Sure, in most films we understand that the protagonist probably isn't going to die, and that he or she is probably going to achieve his or her primary goal, but we go along with it because what's interesting are the challenges that the protagonist faces and overcomes, and the personal growth that he or she undergoes. Even superheroes like Batman and Spiderman, who we expect to win in the end, have to make sacrifices or are damaged by their experiences in some way, either physically or emotionally (if I wanted to sound pretentious then I might call their victories Pyrrhic, but I don't so I won't). Until now I have never seen a film in which the protagonist is already perfect (so has nothing to learn and no way in which to grow as a person), in which he has to make no difficult choices and in which there isn't even a pretence that he is in any danger.

For example, the climactic fight with Zod involved two invincible superbeings taking turns at propelling each other through buildings over and over and over again via the application of knuckle to face, and at no point did either of them appear to be in any danger. In one instance Superman punched Zod so hard in the face that he flew backwards through the air, then Superman flew after him and repeatedly propelled him forward with his fist for mile after mile until Zod simply dodged or blocked the next punch (I honestly can't remember what happened) and then just carried on fighting as though nothing had happened. The only point at which Superman seemed in any way vulnerable, when his powers were diminished, was when he was trapped beneath the terraforming tripod, and at that point he simply clenched his teeth, deepened his frown and somehow got his powers back.

Where a character is invulnerable there can still be drama, however; it can come from the choices that they make, or are forced to make, and the emotions that they experience. But here, too, I struggle. I don't see how I can empathise with someone whose moral code is as bullet-proof as his chest and whose most taxing dilemma is "face or groin?" in terms of where on the victim's body the knuckles should be repeatedly applied.

As a result I didn't really care about Superman. Why should I? He's definitely going to win, he's not going to get hurt, he's going to be on the moral high ground from the start and remain on it until the end, and he's not anything like me. The characters that I care about are flawed and vulnerable and make bad decisions and change their minds and sometimes do bad things for good reasons and sometimes do good things for bad reasons. In short, they're human. Even Zod was more human than Superman - he was confined by an accident of birth into a role in society that meant that he had to do a bad thing (destroy all humans) for a good reason (to save his people), and he didn't really give any indication that he was particularly happy about it. Right up until he went cardboard ("Now that you've foiled my plan I'm going to kill everyone on this planet ha ha ha ha ha ha!") I think I liked Zod more than I liked Superman.

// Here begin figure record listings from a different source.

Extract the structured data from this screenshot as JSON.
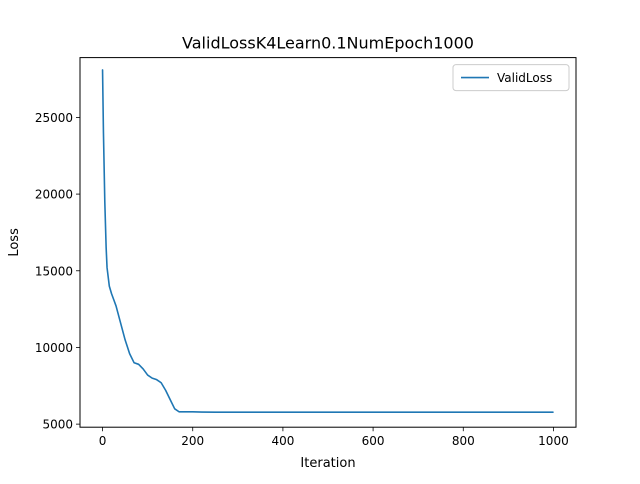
{
  "chart_data": {
    "type": "line",
    "title": "ValidLossK4Learn0.1NumEpoch1000",
    "xlabel": "Iteration",
    "ylabel": "Loss",
    "xlim": [
      -50,
      1050
    ],
    "ylim": [
      4800,
      28900
    ],
    "xticks": [
      0,
      200,
      400,
      600,
      800,
      1000
    ],
    "yticks": [
      5000,
      10000,
      15000,
      20000,
      25000
    ],
    "grid": false,
    "legend": {
      "placement": "top-right"
    },
    "series": [
      {
        "name": "ValidLoss",
        "color": "#1f77b4",
        "x": [
          0,
          2,
          5,
          8,
          10,
          15,
          20,
          25,
          30,
          40,
          50,
          60,
          70,
          80,
          90,
          100,
          110,
          120,
          130,
          140,
          150,
          160,
          170,
          180,
          190,
          200,
          220,
          250,
          300,
          400,
          500,
          600,
          700,
          800,
          900,
          999
        ],
        "y": [
          28100,
          24000,
          19500,
          16500,
          15200,
          14000,
          13500,
          13100,
          12700,
          11600,
          10500,
          9600,
          9000,
          8900,
          8600,
          8200,
          8000,
          7900,
          7700,
          7200,
          6600,
          6000,
          5800,
          5800,
          5800,
          5800,
          5790,
          5780,
          5780,
          5780,
          5780,
          5780,
          5780,
          5780,
          5780,
          5780
        ]
      }
    ]
  }
}
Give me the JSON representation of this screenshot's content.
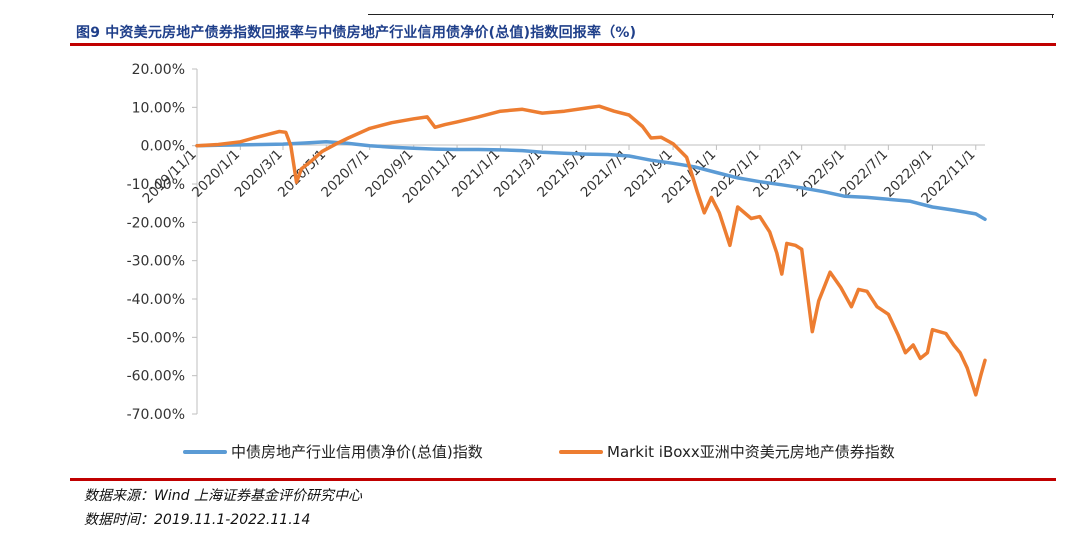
{
  "figure": {
    "title": "图9 中资美元房地产债券指数回报率与中债房地产行业信用债净价(总值)指数回报率（%)",
    "source_note": "数据来源：Wind 上海证券基金评价研究中心",
    "date_note": "数据时间：2019.11.1-2022.11.14"
  },
  "colors": {
    "accent_rule": "#c00000",
    "title": "#1f3f8a",
    "series_blue": "#5b9bd5",
    "series_orange": "#ed7d31"
  },
  "chart_data": {
    "type": "line",
    "title": "",
    "xlabel": "",
    "ylabel": "",
    "ylim": [
      -70,
      20
    ],
    "y_ticks": [
      20,
      10,
      0,
      -10,
      -20,
      -30,
      -40,
      -50,
      -60,
      -70
    ],
    "y_tick_labels": [
      "20.00%",
      "10.00%",
      "0.00%",
      "-10.00%",
      "-20.00%",
      "-30.00%",
      "-40.00%",
      "-50.00%",
      "-60.00%",
      "-70.00%"
    ],
    "x_start": "2019-11-01",
    "x_end": "2022-11-14",
    "x_tick_labels": [
      "2019/11/1",
      "2020/1/1",
      "2020/3/1",
      "2020/5/1",
      "2020/7/1",
      "2020/9/1",
      "2020/11/1",
      "2021/1/1",
      "2021/3/1",
      "2021/5/1",
      "2021/7/1",
      "2021/9/1",
      "2021/11/1",
      "2022/1/1",
      "2022/3/1",
      "2022/5/1",
      "2022/7/1",
      "2022/9/1",
      "2022/11/1"
    ],
    "x_tick_dates": [
      "2019-11-01",
      "2020-01-01",
      "2020-03-01",
      "2020-05-01",
      "2020-07-01",
      "2020-09-01",
      "2020-11-01",
      "2021-01-01",
      "2021-03-01",
      "2021-05-01",
      "2021-07-01",
      "2021-09-01",
      "2021-11-01",
      "2022-01-01",
      "2022-03-01",
      "2022-05-01",
      "2022-07-01",
      "2022-09-01",
      "2022-11-01"
    ],
    "legend_position": "bottom",
    "grid": false,
    "series": [
      {
        "name": "中债房地产行业信用债净价(总值)指数",
        "color": "#5b9bd5",
        "points": [
          [
            "2019-11-01",
            0.0
          ],
          [
            "2019-12-01",
            0.1
          ],
          [
            "2020-01-01",
            0.2
          ],
          [
            "2020-02-01",
            0.3
          ],
          [
            "2020-03-01",
            0.4
          ],
          [
            "2020-04-01",
            0.7
          ],
          [
            "2020-05-01",
            1.0
          ],
          [
            "2020-06-01",
            0.6
          ],
          [
            "2020-07-01",
            0.0
          ],
          [
            "2020-08-01",
            -0.4
          ],
          [
            "2020-09-01",
            -0.7
          ],
          [
            "2020-10-01",
            -0.9
          ],
          [
            "2020-11-01",
            -1.0
          ],
          [
            "2020-12-01",
            -1.0
          ],
          [
            "2021-01-01",
            -1.1
          ],
          [
            "2021-02-01",
            -1.3
          ],
          [
            "2021-03-01",
            -1.7
          ],
          [
            "2021-04-01",
            -2.0
          ],
          [
            "2021-05-01",
            -2.2
          ],
          [
            "2021-06-01",
            -2.3
          ],
          [
            "2021-07-01",
            -2.7
          ],
          [
            "2021-08-01",
            -3.8
          ],
          [
            "2021-09-01",
            -4.6
          ],
          [
            "2021-10-01",
            -5.5
          ],
          [
            "2021-11-01",
            -7.0
          ],
          [
            "2021-12-01",
            -8.4
          ],
          [
            "2022-01-01",
            -9.4
          ],
          [
            "2022-02-01",
            -10.2
          ],
          [
            "2022-03-01",
            -11.0
          ],
          [
            "2022-04-01",
            -12.0
          ],
          [
            "2022-05-01",
            -13.2
          ],
          [
            "2022-06-01",
            -13.5
          ],
          [
            "2022-07-01",
            -14.0
          ],
          [
            "2022-08-01",
            -14.5
          ],
          [
            "2022-09-01",
            -16.0
          ],
          [
            "2022-10-01",
            -16.8
          ],
          [
            "2022-11-01",
            -17.8
          ],
          [
            "2022-11-14",
            -19.2
          ]
        ]
      },
      {
        "name": "Markit iBoxx亚洲中资美元房地产债券指数",
        "color": "#ed7d31",
        "points": [
          [
            "2019-11-01",
            0.0
          ],
          [
            "2019-12-01",
            0.3
          ],
          [
            "2020-01-01",
            1.0
          ],
          [
            "2020-01-20",
            2.0
          ],
          [
            "2020-02-10",
            3.0
          ],
          [
            "2020-02-25",
            3.7
          ],
          [
            "2020-03-05",
            3.5
          ],
          [
            "2020-03-12",
            0.0
          ],
          [
            "2020-03-20",
            -9.5
          ],
          [
            "2020-03-27",
            -6.0
          ],
          [
            "2020-04-10",
            -4.0
          ],
          [
            "2020-04-25",
            -1.5
          ],
          [
            "2020-05-15",
            0.5
          ],
          [
            "2020-06-01",
            2.0
          ],
          [
            "2020-07-01",
            4.5
          ],
          [
            "2020-08-01",
            6.0
          ],
          [
            "2020-09-01",
            7.0
          ],
          [
            "2020-09-20",
            7.5
          ],
          [
            "2020-10-01",
            4.8
          ],
          [
            "2020-10-15",
            5.5
          ],
          [
            "2020-11-01",
            6.2
          ],
          [
            "2020-12-01",
            7.5
          ],
          [
            "2021-01-01",
            9.0
          ],
          [
            "2021-02-01",
            9.5
          ],
          [
            "2021-03-01",
            8.5
          ],
          [
            "2021-04-01",
            9.0
          ],
          [
            "2021-05-01",
            9.8
          ],
          [
            "2021-05-20",
            10.3
          ],
          [
            "2021-06-10",
            9.0
          ],
          [
            "2021-07-01",
            8.0
          ],
          [
            "2021-07-20",
            5.0
          ],
          [
            "2021-08-01",
            2.0
          ],
          [
            "2021-08-15",
            2.2
          ],
          [
            "2021-09-01",
            0.5
          ],
          [
            "2021-09-20",
            -3.0
          ],
          [
            "2021-10-05",
            -12.0
          ],
          [
            "2021-10-15",
            -17.5
          ],
          [
            "2021-10-25",
            -13.5
          ],
          [
            "2021-11-05",
            -17.5
          ],
          [
            "2021-11-20",
            -26.0
          ],
          [
            "2021-12-01",
            -16.0
          ],
          [
            "2021-12-20",
            -19.0
          ],
          [
            "2022-01-01",
            -18.5
          ],
          [
            "2022-01-15",
            -22.5
          ],
          [
            "2022-01-25",
            -28.0
          ],
          [
            "2022-02-01",
            -33.5
          ],
          [
            "2022-02-08",
            -25.5
          ],
          [
            "2022-02-20",
            -26.0
          ],
          [
            "2022-03-01",
            -27.0
          ],
          [
            "2022-03-10",
            -40.0
          ],
          [
            "2022-03-16",
            -48.5
          ],
          [
            "2022-03-25",
            -40.5
          ],
          [
            "2022-04-10",
            -33.0
          ],
          [
            "2022-04-25",
            -37.0
          ],
          [
            "2022-05-10",
            -42.0
          ],
          [
            "2022-05-20",
            -37.5
          ],
          [
            "2022-06-01",
            -38.0
          ],
          [
            "2022-06-15",
            -42.0
          ],
          [
            "2022-07-01",
            -44.0
          ],
          [
            "2022-07-15",
            -49.5
          ],
          [
            "2022-07-25",
            -54.0
          ],
          [
            "2022-08-05",
            -52.0
          ],
          [
            "2022-08-15",
            -55.5
          ],
          [
            "2022-08-25",
            -54.0
          ],
          [
            "2022-09-01",
            -48.0
          ],
          [
            "2022-09-20",
            -49.0
          ],
          [
            "2022-10-01",
            -52.0
          ],
          [
            "2022-10-10",
            -54.0
          ],
          [
            "2022-10-20",
            -58.0
          ],
          [
            "2022-11-01",
            -65.0
          ],
          [
            "2022-11-08",
            -60.0
          ],
          [
            "2022-11-14",
            -56.0
          ]
        ]
      }
    ]
  }
}
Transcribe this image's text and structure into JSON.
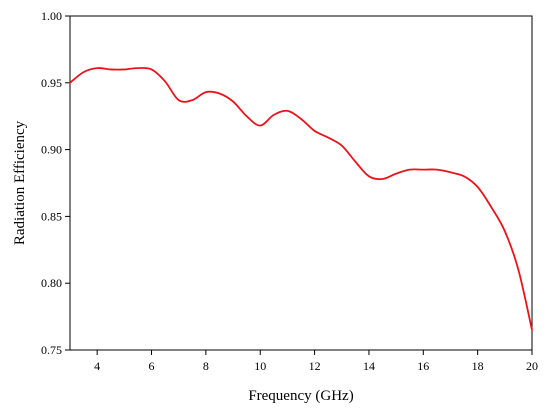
{
  "chart_data": {
    "type": "line",
    "title": "",
    "xlabel": "Frequency (GHz)",
    "ylabel": "Radiation Efficiency",
    "xlim": [
      3,
      20
    ],
    "ylim": [
      0.75,
      1.0
    ],
    "x_ticks": [
      4,
      6,
      8,
      10,
      12,
      14,
      16,
      18,
      20
    ],
    "x_tick_labels": [
      "4",
      "6",
      "8",
      "10",
      "12",
      "14",
      "16",
      "18",
      "20"
    ],
    "y_ticks": [
      0.75,
      0.8,
      0.85,
      0.9,
      0.95,
      1.0
    ],
    "y_tick_labels": [
      "0.75",
      "0.80",
      "0.85",
      "0.90",
      "0.95",
      "1.00"
    ],
    "grid": false,
    "legend": "none",
    "series": [
      {
        "color": "#e8141c",
        "x": [
          3.0,
          3.5,
          4.0,
          4.5,
          5.0,
          5.5,
          6.0,
          6.5,
          7.0,
          7.5,
          8.0,
          8.5,
          9.0,
          9.5,
          10.0,
          10.5,
          11.0,
          11.5,
          12.0,
          12.5,
          13.0,
          13.5,
          14.0,
          14.5,
          15.0,
          15.5,
          16.0,
          16.5,
          17.0,
          17.5,
          18.0,
          18.5,
          19.0,
          19.5,
          20.0
        ],
        "y": [
          0.95,
          0.958,
          0.961,
          0.96,
          0.96,
          0.961,
          0.96,
          0.951,
          0.937,
          0.937,
          0.943,
          0.942,
          0.936,
          0.925,
          0.918,
          0.926,
          0.929,
          0.923,
          0.914,
          0.909,
          0.903,
          0.891,
          0.88,
          0.878,
          0.882,
          0.885,
          0.885,
          0.885,
          0.883,
          0.88,
          0.872,
          0.857,
          0.839,
          0.81,
          0.765
        ]
      }
    ]
  }
}
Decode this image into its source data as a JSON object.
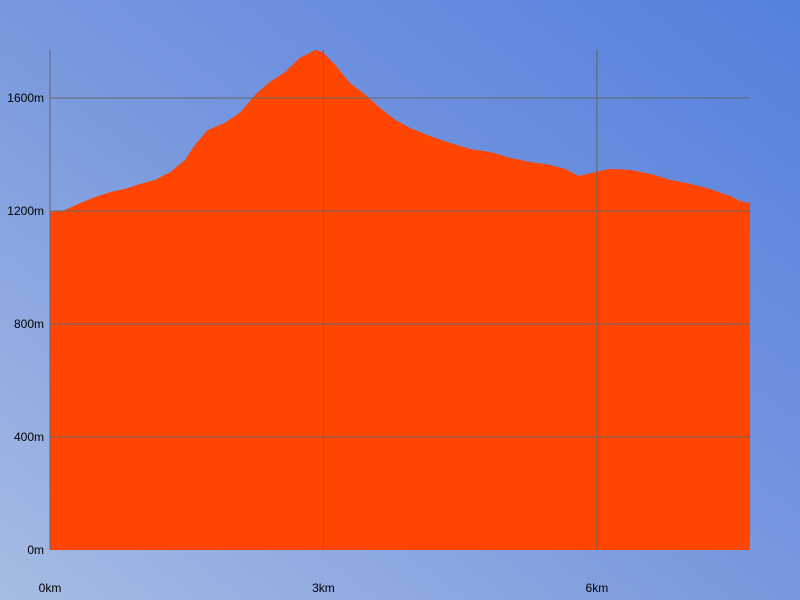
{
  "chart_data": {
    "type": "area",
    "color": "#ff4500",
    "grid": true,
    "x": [
      0,
      0.16,
      0.33,
      0.5,
      0.66,
      0.82,
      0.99,
      1.15,
      1.32,
      1.48,
      1.59,
      1.73,
      1.92,
      2.09,
      2.25,
      2.41,
      2.58,
      2.74,
      2.91,
      2.99,
      3.13,
      3.29,
      3.46,
      3.62,
      3.79,
      3.95,
      4.17,
      4.39,
      4.61,
      4.83,
      5.05,
      5.27,
      5.49,
      5.65,
      5.8,
      5.98,
      6.15,
      6.37,
      6.59,
      6.81,
      7.03,
      7.24,
      7.46,
      7.57,
      7.68
    ],
    "values": [
      1196,
      1203,
      1228,
      1250,
      1267,
      1278,
      1296,
      1310,
      1338,
      1380,
      1434,
      1487,
      1512,
      1550,
      1611,
      1657,
      1692,
      1742,
      1770,
      1763,
      1717,
      1653,
      1611,
      1565,
      1522,
      1494,
      1465,
      1441,
      1419,
      1409,
      1388,
      1373,
      1363,
      1349,
      1324,
      1338,
      1349,
      1345,
      1331,
      1310,
      1296,
      1278,
      1253,
      1235,
      1228
    ],
    "xlim": [
      0,
      7.68
    ],
    "xticks": [
      {
        "value": 0,
        "label": "0km"
      },
      {
        "value": 3,
        "label": "3km"
      },
      {
        "value": 6,
        "label": "6km"
      }
    ],
    "ylim": [
      0,
      1770
    ],
    "yticks": [
      {
        "value": 0,
        "label": "0m"
      },
      {
        "value": 400,
        "label": "400m"
      },
      {
        "value": 800,
        "label": "800m"
      },
      {
        "value": 1200,
        "label": "1200m"
      },
      {
        "value": 1600,
        "label": "1600m"
      }
    ]
  }
}
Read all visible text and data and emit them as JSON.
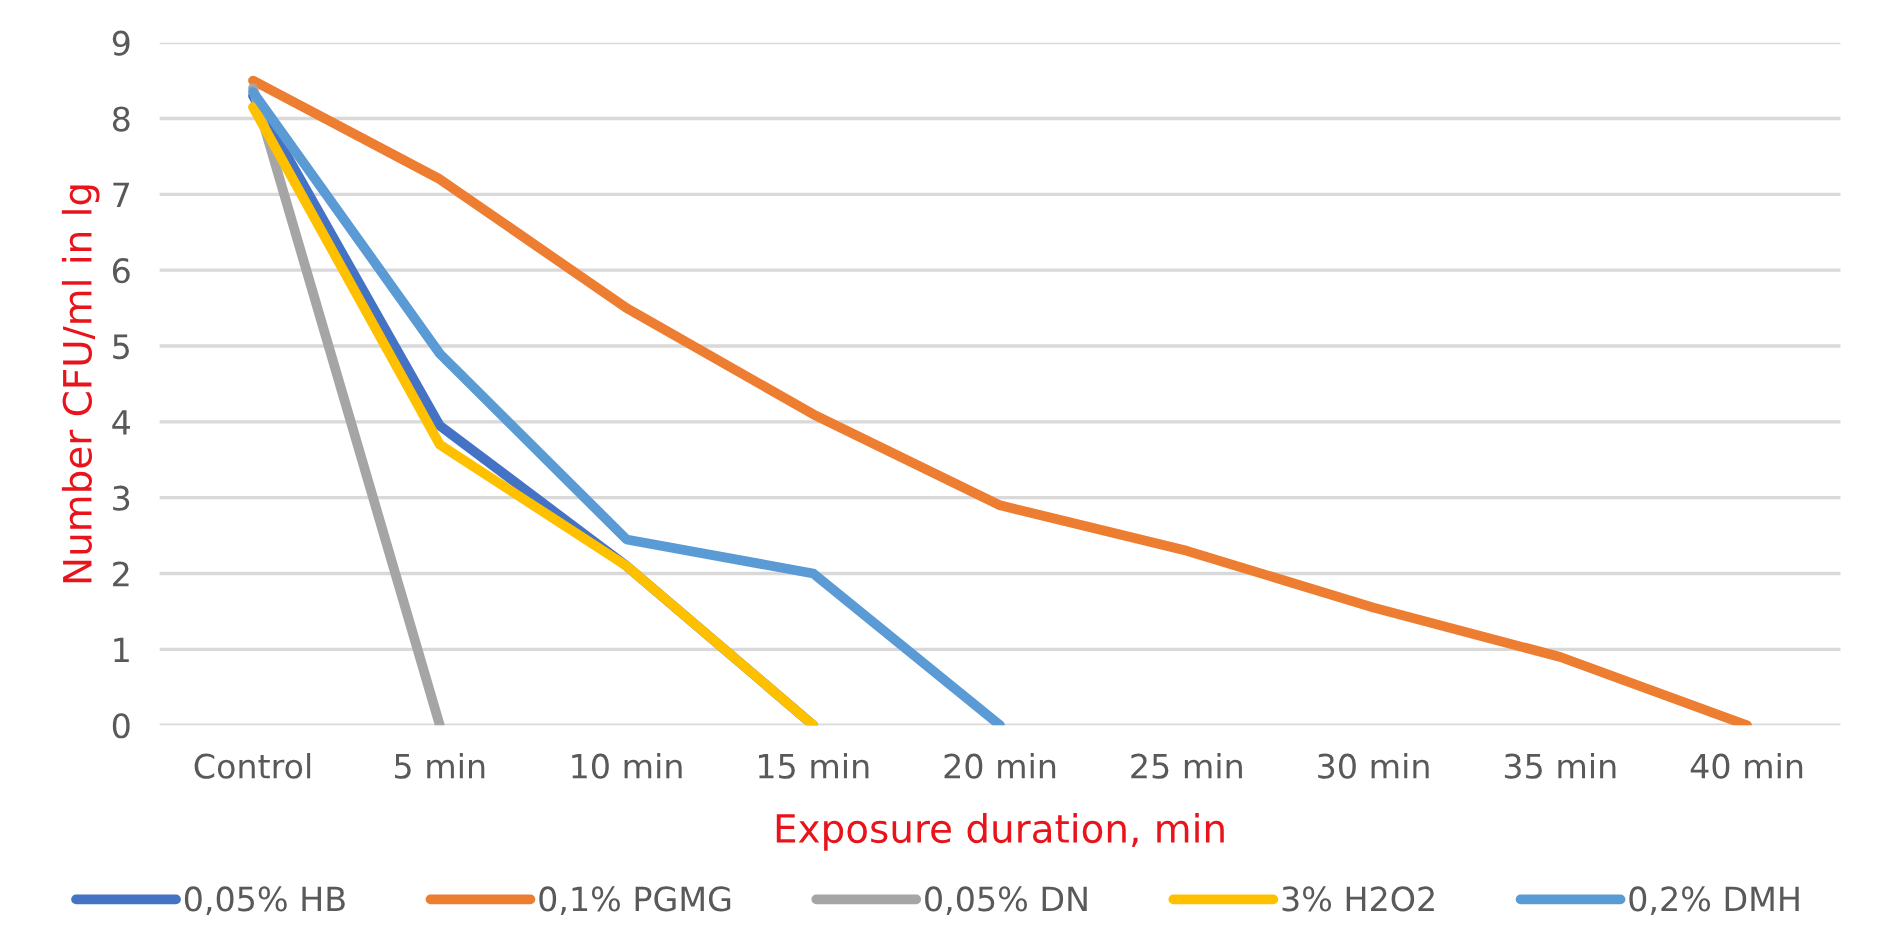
{
  "chart_data": {
    "type": "line",
    "xlabel": "Exposure duration, min",
    "ylabel": "Number CFU/ml in lg",
    "categories": [
      "Control",
      "5 min",
      "10 min",
      "15 min",
      "20 min",
      "25 min",
      "30 min",
      "35 min",
      "40 min"
    ],
    "series": [
      {
        "name": "0,05% HB",
        "color": "#4472c4",
        "values": [
          8.3,
          3.95,
          2.1,
          0,
          null,
          null,
          null,
          null,
          null
        ]
      },
      {
        "name": "0,1% PGMG",
        "color": "#ed7d31",
        "values": [
          8.5,
          7.2,
          5.5,
          4.1,
          2.9,
          2.3,
          1.55,
          0.9,
          0
        ]
      },
      {
        "name": "0,05% DN",
        "color": "#a5a5a5",
        "values": [
          8.4,
          0,
          null,
          null,
          null,
          null,
          null,
          null,
          null
        ]
      },
      {
        "name": "3% H2O2",
        "color": "#ffc000",
        "values": [
          8.15,
          3.7,
          2.1,
          0,
          null,
          null,
          null,
          null,
          null
        ]
      },
      {
        "name": "0,2% DMH",
        "color": "#5b9bd5",
        "values": [
          8.35,
          4.9,
          2.45,
          2.0,
          0,
          null,
          null,
          null,
          null
        ]
      }
    ],
    "ylim": [
      0,
      9
    ],
    "yticks": [
      0,
      1,
      2,
      3,
      4,
      5,
      6,
      7,
      8,
      9
    ],
    "grid": "y",
    "legend": "bottom",
    "marker": "none",
    "line_style": "solid"
  }
}
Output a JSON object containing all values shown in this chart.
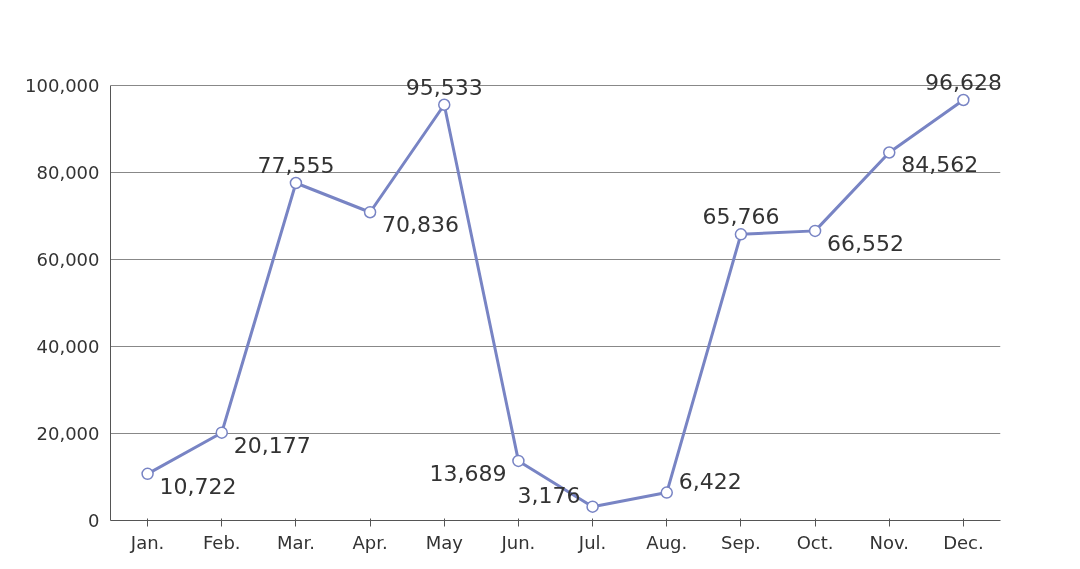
{
  "chart_data": {
    "type": "line",
    "categories": [
      "Jan.",
      "Feb.",
      "Mar.",
      "Apr.",
      "May",
      "Jun.",
      "Jul.",
      "Aug.",
      "Sep.",
      "Oct.",
      "Nov.",
      "Dec."
    ],
    "series": [
      {
        "color": "#7884c4",
        "values": [
          10722,
          20177,
          77555,
          70836,
          95533,
          13689,
          3176,
          6422,
          65766,
          66552,
          84562,
          96628
        ],
        "value_labels": [
          "10,722",
          "20,177",
          "77,555",
          "70,836",
          "95,533",
          "13,689",
          "3,176",
          "6,422",
          "65,766",
          "66,552",
          "84,562",
          "96,628"
        ]
      }
    ],
    "ylim": [
      0,
      100000
    ],
    "yticks": [
      {
        "value": 0,
        "label": "0"
      },
      {
        "value": 20000,
        "label": "20,000"
      },
      {
        "value": 40000,
        "label": "40,000"
      },
      {
        "value": 60000,
        "label": "60,000"
      },
      {
        "value": 80000,
        "label": "80,000"
      },
      {
        "value": 100000,
        "label": "100,000"
      }
    ],
    "grid": "y",
    "marker": "circle"
  }
}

When I spoke to a friend about this they said to me oh but have you read the comics it's all in the comics in the comics he's like really really deep and he's got like this really really complex moral code that he can't ever ever break even if he like really really wants to and it makes much more sense if you've read the comics and. I don't care about what's in the comics, I'm talking about the film. I don't expect to have to read 200,000 words of context in order to enjoy what is being presented as a stand-alone narrative. That'd be like going to a restaurant and having to eat a million potatoes beforehand in order for their chips to taste good.

So although Superman is exactly the person I'd like to find standing next to me if a leather-and-denim-clad motorbike gang from a 1980s film jumped me under a disused railway bridge on my way to pilates, in Man Of Steel he's just boring. Give me a bat-obsessed billionaire vigilante clearly suffering the harrowing psychological effects of post-traumatic stress disorder any day.

PS Man Of Steel wasn't all bad. I liked the part when Superman and Zod were fighting and Zod said "This can only end one way" and then described the two ways that it could end. Also, the surprising girth of Laurence Fishburne is always entertaining. What happened to you, Furious?